Characterisation of bio-based Composites for Simulation of the mechanical properties Summary description of the project
With increasing environmental awareness the use of renewable reinforcement fibres -such hemp, jute or regenerated cellulose- increasingly comes to the fore. The mechanical properties of glass fibre reinforced composites are already reachable with the natural fibre reinforcement whereby their structures and properties deviate significantly to those of conventional reinforcement fibres Due to the significantly lower bending stiffness not only their spatial orientation in the matrix, but also the orientation of the natural fibres itself is important. Furthermore, in addition to the usual variations in properties of natural fibres, the fibre length, the fibre-matrix adhesion and a possible thermal degradation during processing and their quantitative impact on the microstructure and micromechanics are unknown. Accordingly, a simulation of the mechanical properties and the failure behavior of the bio-composite materials is not possible. In this subproject the so far only integral considered bio-composites will be investigated with regard to their micromechanics and the results should be used for modeling and simulation of the composites. This simulation is necessary for a transfer of the properties to complex components, in order to ensure a safe and reliable material behavior. The boundary conditions required for the simulation are determined quantitatively and are included in the sub-projects C2 and C3.

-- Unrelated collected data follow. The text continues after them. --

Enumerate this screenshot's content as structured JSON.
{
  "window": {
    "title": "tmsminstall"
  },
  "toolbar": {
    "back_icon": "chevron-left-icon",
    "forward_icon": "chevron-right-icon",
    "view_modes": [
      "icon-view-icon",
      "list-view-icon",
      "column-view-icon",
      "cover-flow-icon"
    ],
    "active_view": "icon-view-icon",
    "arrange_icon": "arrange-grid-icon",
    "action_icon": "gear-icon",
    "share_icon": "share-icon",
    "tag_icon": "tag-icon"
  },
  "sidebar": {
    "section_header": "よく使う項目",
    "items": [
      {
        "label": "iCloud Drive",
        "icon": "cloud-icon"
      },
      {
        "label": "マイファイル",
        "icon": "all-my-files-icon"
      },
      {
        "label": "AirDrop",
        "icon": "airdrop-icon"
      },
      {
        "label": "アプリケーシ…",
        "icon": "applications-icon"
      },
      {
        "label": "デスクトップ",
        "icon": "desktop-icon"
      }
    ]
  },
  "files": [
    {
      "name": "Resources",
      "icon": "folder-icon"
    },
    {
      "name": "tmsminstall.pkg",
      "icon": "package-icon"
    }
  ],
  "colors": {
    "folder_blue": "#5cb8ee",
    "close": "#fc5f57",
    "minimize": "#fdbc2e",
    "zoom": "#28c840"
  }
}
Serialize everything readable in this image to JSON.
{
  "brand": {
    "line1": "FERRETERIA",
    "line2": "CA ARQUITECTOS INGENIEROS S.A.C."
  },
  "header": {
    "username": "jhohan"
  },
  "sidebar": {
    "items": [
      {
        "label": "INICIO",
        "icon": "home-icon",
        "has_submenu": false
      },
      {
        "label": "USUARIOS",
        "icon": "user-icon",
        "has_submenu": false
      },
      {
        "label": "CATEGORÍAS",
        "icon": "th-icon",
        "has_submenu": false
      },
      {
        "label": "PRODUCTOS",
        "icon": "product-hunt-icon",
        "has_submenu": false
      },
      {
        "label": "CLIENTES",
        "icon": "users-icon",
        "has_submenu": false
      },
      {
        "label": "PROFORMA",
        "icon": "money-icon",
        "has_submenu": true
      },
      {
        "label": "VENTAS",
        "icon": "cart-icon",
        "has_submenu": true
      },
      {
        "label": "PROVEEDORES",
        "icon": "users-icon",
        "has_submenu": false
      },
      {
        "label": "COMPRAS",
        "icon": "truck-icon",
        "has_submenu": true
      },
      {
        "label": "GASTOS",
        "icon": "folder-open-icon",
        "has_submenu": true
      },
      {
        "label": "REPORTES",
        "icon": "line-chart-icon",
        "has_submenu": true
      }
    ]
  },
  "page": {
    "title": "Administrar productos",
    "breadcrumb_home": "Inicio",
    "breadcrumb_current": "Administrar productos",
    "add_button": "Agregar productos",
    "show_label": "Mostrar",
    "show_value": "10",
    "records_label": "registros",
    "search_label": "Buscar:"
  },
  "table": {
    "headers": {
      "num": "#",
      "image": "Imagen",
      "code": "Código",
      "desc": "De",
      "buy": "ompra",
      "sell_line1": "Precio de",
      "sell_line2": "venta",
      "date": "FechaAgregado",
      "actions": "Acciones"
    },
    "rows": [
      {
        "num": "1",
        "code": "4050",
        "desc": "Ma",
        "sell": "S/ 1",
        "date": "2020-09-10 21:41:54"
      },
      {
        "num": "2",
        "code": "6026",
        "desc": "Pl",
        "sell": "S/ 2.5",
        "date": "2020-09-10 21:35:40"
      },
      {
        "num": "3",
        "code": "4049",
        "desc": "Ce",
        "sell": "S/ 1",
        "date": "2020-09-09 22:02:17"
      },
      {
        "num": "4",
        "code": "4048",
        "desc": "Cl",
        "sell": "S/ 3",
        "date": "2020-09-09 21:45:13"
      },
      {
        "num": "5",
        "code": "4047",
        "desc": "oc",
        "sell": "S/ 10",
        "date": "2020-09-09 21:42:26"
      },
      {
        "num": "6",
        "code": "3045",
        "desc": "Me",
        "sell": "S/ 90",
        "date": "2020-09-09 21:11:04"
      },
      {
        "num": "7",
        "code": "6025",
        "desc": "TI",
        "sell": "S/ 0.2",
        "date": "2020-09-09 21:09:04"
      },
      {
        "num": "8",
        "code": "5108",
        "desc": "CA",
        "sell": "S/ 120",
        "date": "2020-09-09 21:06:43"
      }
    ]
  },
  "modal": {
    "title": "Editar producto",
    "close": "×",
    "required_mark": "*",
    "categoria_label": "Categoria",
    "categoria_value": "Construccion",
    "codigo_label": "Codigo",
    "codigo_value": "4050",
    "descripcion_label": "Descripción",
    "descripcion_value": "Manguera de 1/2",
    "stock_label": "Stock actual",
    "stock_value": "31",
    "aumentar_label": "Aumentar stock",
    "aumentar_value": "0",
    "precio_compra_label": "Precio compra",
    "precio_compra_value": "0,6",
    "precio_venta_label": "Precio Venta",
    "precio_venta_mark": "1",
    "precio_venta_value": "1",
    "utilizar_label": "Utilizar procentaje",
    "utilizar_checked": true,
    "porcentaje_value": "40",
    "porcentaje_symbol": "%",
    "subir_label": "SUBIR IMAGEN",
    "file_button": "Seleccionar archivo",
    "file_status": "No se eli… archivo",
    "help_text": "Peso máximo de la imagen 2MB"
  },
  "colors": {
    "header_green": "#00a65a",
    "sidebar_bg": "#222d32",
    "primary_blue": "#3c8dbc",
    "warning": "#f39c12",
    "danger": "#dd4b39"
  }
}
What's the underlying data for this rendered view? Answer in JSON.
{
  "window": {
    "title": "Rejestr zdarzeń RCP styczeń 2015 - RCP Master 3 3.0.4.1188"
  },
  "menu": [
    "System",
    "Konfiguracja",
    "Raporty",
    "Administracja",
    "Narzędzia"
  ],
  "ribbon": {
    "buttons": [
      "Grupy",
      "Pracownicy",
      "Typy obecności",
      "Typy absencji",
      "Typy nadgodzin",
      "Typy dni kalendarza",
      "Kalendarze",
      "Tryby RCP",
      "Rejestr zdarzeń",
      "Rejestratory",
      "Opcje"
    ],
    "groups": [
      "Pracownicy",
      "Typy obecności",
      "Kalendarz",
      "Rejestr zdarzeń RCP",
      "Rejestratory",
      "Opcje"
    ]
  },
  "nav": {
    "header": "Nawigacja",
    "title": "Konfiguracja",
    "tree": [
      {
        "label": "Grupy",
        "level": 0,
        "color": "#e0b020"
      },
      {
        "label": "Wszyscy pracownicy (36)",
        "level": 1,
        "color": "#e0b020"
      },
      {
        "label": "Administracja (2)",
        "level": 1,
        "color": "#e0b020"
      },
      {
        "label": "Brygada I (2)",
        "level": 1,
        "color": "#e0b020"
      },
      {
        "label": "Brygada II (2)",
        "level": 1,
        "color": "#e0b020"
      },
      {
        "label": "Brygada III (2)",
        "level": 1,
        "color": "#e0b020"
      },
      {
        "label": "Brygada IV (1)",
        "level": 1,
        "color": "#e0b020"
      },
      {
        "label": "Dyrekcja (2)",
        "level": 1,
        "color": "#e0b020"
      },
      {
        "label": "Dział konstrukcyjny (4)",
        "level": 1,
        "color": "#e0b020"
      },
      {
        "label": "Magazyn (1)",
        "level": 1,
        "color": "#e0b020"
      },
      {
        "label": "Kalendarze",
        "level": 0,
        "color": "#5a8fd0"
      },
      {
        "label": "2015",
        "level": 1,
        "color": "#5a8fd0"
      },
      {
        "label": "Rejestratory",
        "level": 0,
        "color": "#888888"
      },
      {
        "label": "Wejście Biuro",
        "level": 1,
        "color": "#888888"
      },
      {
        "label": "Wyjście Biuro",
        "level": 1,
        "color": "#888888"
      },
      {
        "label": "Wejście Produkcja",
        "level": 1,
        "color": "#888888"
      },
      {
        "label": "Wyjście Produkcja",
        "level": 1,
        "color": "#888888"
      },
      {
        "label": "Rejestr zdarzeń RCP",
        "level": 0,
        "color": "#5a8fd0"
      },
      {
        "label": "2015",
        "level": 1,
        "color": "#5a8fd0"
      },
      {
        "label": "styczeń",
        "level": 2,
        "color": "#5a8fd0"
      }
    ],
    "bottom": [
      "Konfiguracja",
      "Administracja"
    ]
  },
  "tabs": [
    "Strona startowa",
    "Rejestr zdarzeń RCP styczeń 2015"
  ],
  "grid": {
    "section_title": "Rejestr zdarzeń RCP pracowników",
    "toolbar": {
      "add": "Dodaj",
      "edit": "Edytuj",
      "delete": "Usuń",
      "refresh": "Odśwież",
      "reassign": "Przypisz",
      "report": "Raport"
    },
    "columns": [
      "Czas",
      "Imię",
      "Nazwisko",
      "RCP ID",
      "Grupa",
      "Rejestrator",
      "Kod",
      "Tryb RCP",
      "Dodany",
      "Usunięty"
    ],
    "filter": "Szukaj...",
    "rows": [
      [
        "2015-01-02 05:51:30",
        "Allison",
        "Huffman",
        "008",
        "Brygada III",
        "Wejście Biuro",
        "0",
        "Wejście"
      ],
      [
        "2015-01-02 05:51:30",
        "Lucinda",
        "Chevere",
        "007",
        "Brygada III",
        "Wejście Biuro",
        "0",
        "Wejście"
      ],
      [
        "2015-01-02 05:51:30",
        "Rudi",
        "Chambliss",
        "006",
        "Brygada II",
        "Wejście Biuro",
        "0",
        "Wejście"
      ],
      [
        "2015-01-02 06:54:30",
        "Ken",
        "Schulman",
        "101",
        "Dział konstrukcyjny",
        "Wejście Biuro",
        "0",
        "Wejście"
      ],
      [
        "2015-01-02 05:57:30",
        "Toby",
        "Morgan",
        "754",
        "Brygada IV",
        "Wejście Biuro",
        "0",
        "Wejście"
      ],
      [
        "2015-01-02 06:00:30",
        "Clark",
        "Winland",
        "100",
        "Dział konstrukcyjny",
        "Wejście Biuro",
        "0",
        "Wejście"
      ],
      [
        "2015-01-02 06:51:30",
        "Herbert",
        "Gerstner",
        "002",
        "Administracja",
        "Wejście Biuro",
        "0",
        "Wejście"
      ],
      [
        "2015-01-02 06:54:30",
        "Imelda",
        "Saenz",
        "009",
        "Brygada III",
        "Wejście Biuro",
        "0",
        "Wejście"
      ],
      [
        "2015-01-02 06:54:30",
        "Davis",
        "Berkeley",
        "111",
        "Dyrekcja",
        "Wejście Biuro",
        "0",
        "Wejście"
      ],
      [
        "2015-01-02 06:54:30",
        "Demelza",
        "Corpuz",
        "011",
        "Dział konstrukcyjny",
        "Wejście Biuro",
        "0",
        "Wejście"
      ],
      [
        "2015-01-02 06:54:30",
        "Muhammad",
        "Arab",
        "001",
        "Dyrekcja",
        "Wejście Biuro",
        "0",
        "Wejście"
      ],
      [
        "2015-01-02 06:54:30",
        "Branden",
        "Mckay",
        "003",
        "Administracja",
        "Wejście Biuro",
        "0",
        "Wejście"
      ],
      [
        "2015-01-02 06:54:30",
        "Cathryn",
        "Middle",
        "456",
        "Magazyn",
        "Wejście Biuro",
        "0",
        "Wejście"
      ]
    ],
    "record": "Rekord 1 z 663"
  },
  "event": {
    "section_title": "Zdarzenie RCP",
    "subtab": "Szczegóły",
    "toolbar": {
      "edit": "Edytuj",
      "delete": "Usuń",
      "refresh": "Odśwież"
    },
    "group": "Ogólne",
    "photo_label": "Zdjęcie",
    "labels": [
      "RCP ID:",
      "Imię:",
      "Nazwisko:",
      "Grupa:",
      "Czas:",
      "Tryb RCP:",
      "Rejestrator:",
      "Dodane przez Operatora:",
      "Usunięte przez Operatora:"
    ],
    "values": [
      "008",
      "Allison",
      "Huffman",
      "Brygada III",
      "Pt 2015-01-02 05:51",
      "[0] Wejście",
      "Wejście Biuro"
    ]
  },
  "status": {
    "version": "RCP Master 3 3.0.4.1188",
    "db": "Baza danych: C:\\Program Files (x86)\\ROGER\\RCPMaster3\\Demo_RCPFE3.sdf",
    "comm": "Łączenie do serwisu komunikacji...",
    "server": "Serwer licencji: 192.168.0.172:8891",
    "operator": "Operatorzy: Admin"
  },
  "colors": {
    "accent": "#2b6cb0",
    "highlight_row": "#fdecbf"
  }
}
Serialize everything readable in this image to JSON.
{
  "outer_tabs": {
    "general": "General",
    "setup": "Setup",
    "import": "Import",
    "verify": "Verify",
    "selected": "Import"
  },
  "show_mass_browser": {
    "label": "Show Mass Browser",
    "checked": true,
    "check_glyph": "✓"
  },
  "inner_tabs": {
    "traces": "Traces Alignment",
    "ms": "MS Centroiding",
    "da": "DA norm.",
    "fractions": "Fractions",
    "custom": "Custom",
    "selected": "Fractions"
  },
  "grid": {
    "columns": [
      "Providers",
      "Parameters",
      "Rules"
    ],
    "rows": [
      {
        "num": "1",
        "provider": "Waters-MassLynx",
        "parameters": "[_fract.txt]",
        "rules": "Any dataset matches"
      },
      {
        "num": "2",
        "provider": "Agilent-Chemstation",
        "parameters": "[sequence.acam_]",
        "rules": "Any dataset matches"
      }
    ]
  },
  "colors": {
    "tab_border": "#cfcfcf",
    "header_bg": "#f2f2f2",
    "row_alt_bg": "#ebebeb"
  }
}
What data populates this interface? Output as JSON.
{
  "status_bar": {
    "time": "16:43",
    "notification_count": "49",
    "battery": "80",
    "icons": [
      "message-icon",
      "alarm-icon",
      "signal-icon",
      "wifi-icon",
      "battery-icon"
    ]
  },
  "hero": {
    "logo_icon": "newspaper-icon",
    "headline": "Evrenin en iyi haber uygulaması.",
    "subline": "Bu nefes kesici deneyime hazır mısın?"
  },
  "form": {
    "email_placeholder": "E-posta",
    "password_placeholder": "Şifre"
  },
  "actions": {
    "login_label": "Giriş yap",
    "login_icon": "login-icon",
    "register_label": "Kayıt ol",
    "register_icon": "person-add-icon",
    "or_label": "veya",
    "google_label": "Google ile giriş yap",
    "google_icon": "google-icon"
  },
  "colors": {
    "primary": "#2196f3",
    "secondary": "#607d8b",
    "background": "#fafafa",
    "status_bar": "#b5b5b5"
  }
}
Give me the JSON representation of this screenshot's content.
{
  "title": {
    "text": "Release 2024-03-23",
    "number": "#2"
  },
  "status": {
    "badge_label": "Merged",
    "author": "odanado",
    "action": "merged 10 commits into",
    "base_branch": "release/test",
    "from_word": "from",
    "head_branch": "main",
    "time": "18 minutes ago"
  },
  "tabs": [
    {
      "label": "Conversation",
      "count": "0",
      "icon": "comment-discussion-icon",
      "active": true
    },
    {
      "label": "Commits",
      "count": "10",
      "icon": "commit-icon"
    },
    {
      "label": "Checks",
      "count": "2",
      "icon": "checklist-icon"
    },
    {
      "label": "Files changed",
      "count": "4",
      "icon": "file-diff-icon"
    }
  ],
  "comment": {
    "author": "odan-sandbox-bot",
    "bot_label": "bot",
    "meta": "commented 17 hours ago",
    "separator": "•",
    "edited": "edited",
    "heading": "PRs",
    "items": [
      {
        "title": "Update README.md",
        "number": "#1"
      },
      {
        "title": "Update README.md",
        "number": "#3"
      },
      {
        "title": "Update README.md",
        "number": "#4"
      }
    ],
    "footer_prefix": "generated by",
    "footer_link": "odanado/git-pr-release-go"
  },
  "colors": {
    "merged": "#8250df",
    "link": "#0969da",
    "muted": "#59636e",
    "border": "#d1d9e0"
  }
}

Current status of the project
One of the main goals of the sub-project is the simulation and modeling of the mechanical properties regarding safe and reliable materials to expand the fields of application of alternative resources in technical areas. Especially the low flexural stiffness and the non-linear alignment of cellulose fibres currently only allow an inadequate statement of the underlying micromechanics in natural fibre reinforced composites. In order to determine this quantitatively, the influent factors are currently identified and investigated. These include: • Fibre orientation and spatial orientation of the natural fibres with microscopy and CT images • Fibre strength and influence of the thermal degradation with tensile tests on single fibres and fibre bundles • Fibre-matrix adhesion by pull-out tests of single fibres • Fibre lengths and their distribution by dynamic fibre analysis • Usual fluctuations in properties of natural fibres • Quantitative influence on the microstructure and micromechanics •Investigation of crack propagation by means of static and dynamic test procedures The aim is to simulate the composite characteristics and their transfer to complex parts in order to avoid an unpredictable failure of the natural fibre-reinforced plastics and to ensure a reliable material behavior.